Both of these questions can answered by using count. You don't need to come up with an expression that computes the answer directly.

What percentage of the survey responders are student-athletes?

Which house has the most survey students living there?

Show a scatter-plot which has the "stem-level" on the x-axis and "schoolwork-hours" on the y-axis. Do you notice any correlation between the points?

Show a histogram of the "sleep-level" column with a bin-width of 1.

Ask and answer at least one more question about the data. Discuss why you wanted to know the answer to that question.
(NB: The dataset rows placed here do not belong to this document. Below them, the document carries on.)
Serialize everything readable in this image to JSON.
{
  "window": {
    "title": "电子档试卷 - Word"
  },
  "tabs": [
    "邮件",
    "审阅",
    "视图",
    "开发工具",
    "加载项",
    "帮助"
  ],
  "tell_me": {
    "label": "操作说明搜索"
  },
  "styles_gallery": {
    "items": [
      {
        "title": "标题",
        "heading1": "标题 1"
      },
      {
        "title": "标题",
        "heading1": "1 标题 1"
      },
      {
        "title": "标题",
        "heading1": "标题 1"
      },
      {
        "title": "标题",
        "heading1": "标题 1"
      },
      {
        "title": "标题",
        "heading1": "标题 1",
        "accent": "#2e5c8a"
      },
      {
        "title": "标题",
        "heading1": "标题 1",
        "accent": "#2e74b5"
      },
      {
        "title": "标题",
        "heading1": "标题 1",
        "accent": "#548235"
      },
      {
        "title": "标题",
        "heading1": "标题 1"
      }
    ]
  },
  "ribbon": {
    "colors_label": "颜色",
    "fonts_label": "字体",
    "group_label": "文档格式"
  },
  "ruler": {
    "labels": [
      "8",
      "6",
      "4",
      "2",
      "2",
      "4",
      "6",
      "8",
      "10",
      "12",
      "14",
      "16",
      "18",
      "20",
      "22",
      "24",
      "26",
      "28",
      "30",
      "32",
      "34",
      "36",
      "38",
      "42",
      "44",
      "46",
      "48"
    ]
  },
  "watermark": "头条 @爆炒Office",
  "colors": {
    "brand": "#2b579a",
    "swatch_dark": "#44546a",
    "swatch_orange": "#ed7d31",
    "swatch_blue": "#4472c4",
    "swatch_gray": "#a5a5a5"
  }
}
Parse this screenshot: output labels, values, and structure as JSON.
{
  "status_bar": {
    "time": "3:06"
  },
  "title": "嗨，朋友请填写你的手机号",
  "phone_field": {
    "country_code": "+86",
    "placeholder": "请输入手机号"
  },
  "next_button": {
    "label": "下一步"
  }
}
Congratulations! You have reached the end of lab. Here is an optional exercise in case you are looking for a challenge. You are not required to do this exercise.

Write a helper function percent-true which takes a table and column name as input and returns a the percent of rows that are true for the column specified. What is neat about this helper function, is it will work on any table that has a column of type Boolean. Use this helper function to find the percentage of survey responders who are student-athletes. Check to see if it's the same answer you got for part 2.1.

fun percent-true(t :: Table, col :: String) -> Number:
  doc: "returns the percentage of rows that in column 'col' that are true"

When you've complete the exercises, show your code to your instructor or one of the coaches.

Then, upload your lab04.arr file to the Lab 4 assignment on Gradescope.

If you have extra time, check out these spurious correlations. It’s entertaining, we promise!

This lab includes material adapted from Kathi Fisler and colleagues at Brown University.